Q: How does the LHC create disturbances in the Higgs field?
The LHC smashes protons into each other at high energies, which creates disturbances in the Higgs field. These disturbances are known as Higgs bosons. The detection of the Higgs boson is proof of the existence of the Higgs field. The Higgs field is believed to be responsible for giving particles mass.
Q: Why does the size of the LHC matter for particle acceleration?
The size of the LHC is important because it allows particles to be accelerated over and over again. The larger the machine, the more times particles can be accelerated and collide with each other. Smaller machines would require stronger magnets to bend the particles, which may not be feasible at the time.
Q: How do the magnetic fields in the LHC help accelerate particles?
The LHC uses magnets to steer and accelerate particles. As particles pass through metal boxes with alternating electric fields, they experience attractive and repulsive forces, causing them to gain speed. These magnetic fields must be synchronized with the particles' movement to achieve proper acceleration.
Q: What is the history of the standard model of particle physics?
The standard model of particle physics describes the fundamental particles and forces of the universe. It began with the discovery of electrons and the nucleus of atoms in the late 19th century. In the 20th century, experiments with cosmic rays and particle accelerators led to the discovery of a zoo of particles. Theorists proposed symmetries and quarks as the underlying structures. The standard model also includes the electromagnetic force, strong force, and weak force.
Q: How do investigators know that quarks are real if they have not been directly observed?
Quarks were inferred from scattering experiments where electrons were fired at protons. The electrons would bounce off hard objects inside the proton, which were determined to be quarks. Additionally, the quark model successfully predicts the existence of new particles and their interactions in experiments.
Q: Why are some particles massless while others have mass?

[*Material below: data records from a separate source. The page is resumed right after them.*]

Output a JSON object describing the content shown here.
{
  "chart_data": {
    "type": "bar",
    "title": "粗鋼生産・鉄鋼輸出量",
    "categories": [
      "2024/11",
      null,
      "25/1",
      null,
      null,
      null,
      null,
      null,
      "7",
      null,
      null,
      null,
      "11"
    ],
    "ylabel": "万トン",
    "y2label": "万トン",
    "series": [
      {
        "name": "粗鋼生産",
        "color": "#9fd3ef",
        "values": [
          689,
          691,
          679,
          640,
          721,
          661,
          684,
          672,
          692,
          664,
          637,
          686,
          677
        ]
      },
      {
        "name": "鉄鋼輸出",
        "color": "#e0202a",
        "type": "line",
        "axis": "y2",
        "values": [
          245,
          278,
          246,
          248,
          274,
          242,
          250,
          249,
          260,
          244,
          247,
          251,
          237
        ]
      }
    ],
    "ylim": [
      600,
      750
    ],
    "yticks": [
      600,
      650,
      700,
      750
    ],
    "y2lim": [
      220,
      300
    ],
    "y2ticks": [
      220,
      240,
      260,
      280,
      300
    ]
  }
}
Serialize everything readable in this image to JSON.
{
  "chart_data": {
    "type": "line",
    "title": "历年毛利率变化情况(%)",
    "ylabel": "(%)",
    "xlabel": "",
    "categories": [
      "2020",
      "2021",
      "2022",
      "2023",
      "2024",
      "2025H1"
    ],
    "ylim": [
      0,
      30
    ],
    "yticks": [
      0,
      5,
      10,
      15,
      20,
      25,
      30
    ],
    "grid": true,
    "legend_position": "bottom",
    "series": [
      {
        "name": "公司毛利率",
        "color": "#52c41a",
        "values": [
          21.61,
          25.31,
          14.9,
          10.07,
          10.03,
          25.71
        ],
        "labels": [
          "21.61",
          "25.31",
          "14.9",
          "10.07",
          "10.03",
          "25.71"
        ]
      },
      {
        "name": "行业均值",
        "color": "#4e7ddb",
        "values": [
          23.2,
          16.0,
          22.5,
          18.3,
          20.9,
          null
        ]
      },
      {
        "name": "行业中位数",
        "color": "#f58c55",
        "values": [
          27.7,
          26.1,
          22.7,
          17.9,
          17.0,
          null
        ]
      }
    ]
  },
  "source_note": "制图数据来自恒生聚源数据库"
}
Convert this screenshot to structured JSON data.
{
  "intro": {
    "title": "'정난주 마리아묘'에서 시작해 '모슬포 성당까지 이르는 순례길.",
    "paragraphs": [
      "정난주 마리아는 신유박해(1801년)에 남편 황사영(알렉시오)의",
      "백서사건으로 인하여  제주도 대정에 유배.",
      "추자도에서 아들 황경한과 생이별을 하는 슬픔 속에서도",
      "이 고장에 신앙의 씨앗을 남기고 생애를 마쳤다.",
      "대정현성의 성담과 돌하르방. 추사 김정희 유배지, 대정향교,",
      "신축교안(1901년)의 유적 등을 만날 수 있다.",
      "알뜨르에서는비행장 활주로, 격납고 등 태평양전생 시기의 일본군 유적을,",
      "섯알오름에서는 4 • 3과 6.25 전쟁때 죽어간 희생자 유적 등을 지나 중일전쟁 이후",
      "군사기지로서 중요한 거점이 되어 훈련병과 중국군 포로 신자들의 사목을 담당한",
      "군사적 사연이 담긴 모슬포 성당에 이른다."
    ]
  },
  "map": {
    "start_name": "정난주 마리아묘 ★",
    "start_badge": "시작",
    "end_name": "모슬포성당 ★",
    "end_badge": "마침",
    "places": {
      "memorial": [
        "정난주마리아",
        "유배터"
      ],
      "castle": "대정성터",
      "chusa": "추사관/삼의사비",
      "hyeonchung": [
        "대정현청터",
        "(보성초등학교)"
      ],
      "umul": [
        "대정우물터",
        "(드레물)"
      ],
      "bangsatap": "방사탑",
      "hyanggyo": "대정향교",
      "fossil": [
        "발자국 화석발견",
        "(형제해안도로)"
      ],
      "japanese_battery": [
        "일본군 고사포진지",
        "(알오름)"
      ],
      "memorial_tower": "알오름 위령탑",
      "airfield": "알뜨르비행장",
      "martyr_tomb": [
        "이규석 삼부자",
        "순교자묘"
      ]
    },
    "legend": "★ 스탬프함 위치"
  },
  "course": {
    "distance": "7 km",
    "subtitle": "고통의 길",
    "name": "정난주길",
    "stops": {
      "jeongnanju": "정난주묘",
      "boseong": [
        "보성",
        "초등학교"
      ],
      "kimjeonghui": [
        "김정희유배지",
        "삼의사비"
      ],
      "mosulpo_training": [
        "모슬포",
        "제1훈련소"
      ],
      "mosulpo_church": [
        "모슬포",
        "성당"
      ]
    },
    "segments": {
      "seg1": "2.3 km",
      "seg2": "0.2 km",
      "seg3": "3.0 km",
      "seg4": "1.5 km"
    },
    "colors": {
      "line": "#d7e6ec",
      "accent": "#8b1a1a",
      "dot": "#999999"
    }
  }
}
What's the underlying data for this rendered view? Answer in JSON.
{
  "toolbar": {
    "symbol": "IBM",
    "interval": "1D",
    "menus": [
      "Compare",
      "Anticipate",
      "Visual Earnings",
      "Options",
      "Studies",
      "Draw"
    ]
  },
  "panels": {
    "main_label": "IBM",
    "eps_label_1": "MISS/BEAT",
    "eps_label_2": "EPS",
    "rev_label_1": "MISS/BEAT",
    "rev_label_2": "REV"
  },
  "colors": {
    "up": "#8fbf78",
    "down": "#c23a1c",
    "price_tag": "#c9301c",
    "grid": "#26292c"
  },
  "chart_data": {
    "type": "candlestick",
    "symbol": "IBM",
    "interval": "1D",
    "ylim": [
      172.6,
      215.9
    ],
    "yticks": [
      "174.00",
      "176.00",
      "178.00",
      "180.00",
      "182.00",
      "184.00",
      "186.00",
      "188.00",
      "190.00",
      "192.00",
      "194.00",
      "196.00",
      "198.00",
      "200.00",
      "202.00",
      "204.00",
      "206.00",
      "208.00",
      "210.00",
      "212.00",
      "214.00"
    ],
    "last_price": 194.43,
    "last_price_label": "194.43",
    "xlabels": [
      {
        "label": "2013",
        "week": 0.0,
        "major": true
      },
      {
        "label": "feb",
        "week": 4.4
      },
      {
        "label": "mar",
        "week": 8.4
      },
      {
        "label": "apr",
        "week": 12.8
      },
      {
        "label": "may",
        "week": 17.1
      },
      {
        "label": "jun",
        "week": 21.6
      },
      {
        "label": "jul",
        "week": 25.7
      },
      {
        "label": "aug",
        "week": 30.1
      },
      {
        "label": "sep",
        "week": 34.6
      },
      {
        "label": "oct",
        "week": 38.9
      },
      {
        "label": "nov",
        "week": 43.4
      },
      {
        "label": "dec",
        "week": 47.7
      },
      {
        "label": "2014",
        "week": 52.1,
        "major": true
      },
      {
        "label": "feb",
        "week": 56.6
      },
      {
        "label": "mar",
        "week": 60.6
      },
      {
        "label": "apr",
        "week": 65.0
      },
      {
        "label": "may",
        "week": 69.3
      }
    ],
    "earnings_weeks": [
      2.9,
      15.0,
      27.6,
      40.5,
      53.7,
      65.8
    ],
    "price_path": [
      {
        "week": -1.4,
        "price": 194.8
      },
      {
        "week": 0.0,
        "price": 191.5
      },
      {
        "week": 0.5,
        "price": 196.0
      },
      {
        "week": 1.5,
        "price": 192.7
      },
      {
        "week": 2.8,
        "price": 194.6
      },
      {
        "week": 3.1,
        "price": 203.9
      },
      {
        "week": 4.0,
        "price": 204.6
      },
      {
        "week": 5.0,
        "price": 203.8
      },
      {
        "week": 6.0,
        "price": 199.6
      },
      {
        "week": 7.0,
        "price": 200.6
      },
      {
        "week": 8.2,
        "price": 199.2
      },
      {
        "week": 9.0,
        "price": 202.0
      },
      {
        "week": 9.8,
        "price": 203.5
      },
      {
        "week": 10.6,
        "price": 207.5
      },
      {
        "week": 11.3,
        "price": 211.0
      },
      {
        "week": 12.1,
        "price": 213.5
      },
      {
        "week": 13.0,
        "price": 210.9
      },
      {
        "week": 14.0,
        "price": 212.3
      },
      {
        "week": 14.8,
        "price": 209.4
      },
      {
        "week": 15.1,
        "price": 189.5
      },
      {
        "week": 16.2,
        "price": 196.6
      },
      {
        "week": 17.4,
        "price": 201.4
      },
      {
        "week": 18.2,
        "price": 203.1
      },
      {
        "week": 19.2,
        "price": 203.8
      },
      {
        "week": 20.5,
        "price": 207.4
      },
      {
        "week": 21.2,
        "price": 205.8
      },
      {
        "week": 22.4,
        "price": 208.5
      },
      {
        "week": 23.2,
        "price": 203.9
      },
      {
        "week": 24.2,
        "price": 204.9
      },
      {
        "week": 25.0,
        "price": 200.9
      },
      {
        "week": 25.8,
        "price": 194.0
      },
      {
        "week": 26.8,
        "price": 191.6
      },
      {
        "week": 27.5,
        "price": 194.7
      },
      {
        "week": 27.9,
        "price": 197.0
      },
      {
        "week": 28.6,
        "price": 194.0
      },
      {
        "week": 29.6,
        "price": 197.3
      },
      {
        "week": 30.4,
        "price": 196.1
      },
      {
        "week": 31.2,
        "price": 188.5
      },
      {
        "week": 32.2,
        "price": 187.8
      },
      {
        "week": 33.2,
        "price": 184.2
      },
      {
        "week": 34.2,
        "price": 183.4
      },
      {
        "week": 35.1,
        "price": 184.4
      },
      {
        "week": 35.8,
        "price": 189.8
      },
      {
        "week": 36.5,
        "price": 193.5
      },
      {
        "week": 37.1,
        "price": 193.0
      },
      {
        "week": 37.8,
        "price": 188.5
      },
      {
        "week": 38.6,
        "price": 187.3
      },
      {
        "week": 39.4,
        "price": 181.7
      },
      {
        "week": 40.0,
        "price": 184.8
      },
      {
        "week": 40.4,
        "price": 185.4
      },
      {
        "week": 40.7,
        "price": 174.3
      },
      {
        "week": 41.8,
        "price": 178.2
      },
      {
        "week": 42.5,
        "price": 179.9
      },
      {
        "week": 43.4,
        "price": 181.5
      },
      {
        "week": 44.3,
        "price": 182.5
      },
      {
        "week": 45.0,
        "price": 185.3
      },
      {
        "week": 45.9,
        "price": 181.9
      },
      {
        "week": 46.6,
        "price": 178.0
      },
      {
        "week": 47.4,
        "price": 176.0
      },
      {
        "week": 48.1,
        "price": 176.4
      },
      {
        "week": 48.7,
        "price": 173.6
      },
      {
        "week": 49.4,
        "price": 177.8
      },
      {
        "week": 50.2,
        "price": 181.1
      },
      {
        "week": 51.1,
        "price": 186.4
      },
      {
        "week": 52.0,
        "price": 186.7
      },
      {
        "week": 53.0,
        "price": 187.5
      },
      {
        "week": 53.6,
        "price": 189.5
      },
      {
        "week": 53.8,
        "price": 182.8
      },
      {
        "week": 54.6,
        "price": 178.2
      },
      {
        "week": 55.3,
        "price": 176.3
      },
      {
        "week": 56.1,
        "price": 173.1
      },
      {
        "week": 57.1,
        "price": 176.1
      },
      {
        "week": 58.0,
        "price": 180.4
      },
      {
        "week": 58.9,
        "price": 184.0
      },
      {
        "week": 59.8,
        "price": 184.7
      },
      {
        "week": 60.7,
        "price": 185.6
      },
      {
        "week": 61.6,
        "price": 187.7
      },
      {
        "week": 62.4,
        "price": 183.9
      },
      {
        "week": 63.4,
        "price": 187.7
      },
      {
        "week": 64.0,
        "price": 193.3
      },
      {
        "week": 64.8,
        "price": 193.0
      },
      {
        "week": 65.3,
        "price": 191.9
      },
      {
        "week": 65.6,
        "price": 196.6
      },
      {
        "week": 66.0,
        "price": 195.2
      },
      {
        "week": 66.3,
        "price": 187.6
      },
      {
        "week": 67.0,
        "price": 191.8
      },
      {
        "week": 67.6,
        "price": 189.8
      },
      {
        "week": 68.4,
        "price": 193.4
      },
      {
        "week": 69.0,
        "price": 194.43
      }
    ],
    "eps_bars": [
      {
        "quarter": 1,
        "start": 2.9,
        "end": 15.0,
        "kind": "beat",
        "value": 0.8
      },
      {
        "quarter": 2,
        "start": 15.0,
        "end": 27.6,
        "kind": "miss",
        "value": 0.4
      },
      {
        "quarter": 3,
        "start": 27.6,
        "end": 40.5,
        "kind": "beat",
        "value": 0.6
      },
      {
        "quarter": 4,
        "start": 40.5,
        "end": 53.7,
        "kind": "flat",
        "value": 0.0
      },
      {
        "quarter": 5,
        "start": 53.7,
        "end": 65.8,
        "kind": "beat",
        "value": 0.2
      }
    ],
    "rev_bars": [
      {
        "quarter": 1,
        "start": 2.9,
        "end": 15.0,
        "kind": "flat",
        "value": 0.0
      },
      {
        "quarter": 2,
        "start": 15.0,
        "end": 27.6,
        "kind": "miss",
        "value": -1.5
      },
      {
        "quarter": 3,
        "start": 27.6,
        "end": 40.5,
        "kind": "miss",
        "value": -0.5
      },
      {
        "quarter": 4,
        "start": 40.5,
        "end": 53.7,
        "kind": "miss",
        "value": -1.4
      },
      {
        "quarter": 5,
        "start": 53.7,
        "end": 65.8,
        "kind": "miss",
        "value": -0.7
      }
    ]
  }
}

The Higgs field is introduced in the standard model to explain the origin of mass in particles. Particles like electrons interact with the Higgs field, causing them to acquire mass. The photon and gluons, which transmit the electromagnetic and strong forces, are massless particles. If the Higgs field were turned off, all particles in the standard model would be massless.
Particle physicists use accelerators like the LHC to study the fundamental building blocks of the universe. These building blocks are not particles, but invisible fields that are present everywhere. Particles are actually vibrations in these fields. The discovery of quarks and the introduction of the Higgs field in the standard model have provided insights into the nature of matter and the origin of mass. The study of particles and fields at the LHC continues to push the boundaries of our understanding of the universe.
Summary & Key Takeaways
The Large Hadron Collider (LHC) is a 27 kilometer circumference particle accelerator located in Switzerland that aims to understand the basic building blocks of the universe.
The LHC works by colliding particles together at high energies in order to study the properties and interactions of these particles.
The discovery of the Higgs boson at the LHC was a major breakthrough, confirming the existence of the Higgs field, which gives mass to particles, and completing the standard model of particle physics.